Hai finds another family in his co-workers at HomeMarket, the fast food restaurant where the question of the hour, of every hour, is “How can I help you?” Vuong’s sympathetic portraits of this crew, each with their own problems – medical debts, a sister in rehab, a mother in prison – recall the big-box store workers in Adelle Waldman’s “Help Wanted.” Here, too, people who barely eke a living from their minimum-wage jobs band together to help each other, often by accompanying their co-workers on crazy crusades.
“The Emperor of Gladness” is set in fictional East Gladness, Connecticut, 12 miles outside of Hartford. Vuong vividly evokes the beauty of the depressed, post-industrial town in scene-setting descriptions that channel Thornton Wilder’s “Our Town.” His third-person narrator tells us: “Our town is raised up from a scab of land along a river in New England.” Earlier, the narrator says, “Mornings, the light rinses this place the shade of oatmeal.” He describes a “dried-up brook whose memory of water never reached this century,” and a wooden sign “rubbed to braille by wind.” And he urges us to “Look how the birches, blackened all night by starlings, shatter when dawn’s first sparks touch their beaks.”
We’re told that no one stops in East Gladness, but readers will be stopped in their tracks by Vuong’s imagery: “We are the blur in the windows of your trains and minivans, your Greyhounds, our faces mangled by wind and speed like castaway Munch paintings,” he writes. “We live on the edges but die in the heart of the state. We pay taxes on every check to stand on the sinking banks of a river that becomes the morgue of our dreams.”
I had to read these pages several times before I was ready to move on.

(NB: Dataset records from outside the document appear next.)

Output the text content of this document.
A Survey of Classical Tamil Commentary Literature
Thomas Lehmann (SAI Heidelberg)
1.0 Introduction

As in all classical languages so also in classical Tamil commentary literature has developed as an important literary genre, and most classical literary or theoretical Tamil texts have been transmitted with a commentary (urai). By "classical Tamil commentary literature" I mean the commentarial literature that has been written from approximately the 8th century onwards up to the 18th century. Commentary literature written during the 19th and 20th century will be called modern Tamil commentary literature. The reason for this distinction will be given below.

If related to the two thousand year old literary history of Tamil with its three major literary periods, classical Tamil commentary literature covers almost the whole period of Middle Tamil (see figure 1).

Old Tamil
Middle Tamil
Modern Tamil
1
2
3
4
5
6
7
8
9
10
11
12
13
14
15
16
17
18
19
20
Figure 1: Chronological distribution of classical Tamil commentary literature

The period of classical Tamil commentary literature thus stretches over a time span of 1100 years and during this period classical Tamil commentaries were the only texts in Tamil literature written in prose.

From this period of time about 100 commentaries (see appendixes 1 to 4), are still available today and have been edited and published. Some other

But Vuong keeps his book flowing, like the river, like the traffic. There’s heartache aplenty, and a troubling ending – but also, amazingly, hijinks and humor, including Grazina’s belated realization that Hai is what she calls a “liggabit” – LGBT!
But it’s the moments of tenderness you’ll remember, such as when Hai accompanies his Civil War-obsessed younger cousin, Sony, to therapy appointments and on prison visits to see his mother. Or when, after one of Grazina’s nightmares, “[Hai] reached over, across the half century between them, and cleared the stray hairs from her damp face.”

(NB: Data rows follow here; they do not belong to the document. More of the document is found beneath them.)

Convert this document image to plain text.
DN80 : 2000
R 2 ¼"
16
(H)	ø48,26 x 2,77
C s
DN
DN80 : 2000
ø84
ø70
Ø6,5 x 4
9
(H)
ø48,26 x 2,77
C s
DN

Life lessons begin with the novel’s first line: “The hardest thing in the world is to live only once.” Grazina has another idea: “To be alive and try to be a decent person, and not turn it into anything big or grand, that’s the hardest thing of all.” Vuong borrows the last line from Dostoyevsky’s “Brothers Karamazov” – one of the worn paperbacks Hai picks up in Grazina’s basement – to bring home his point: “But don’t be afraid of life,” Hai’s mother tells her drug-addled, dissembling son. “Life is good when you do good things for each other.”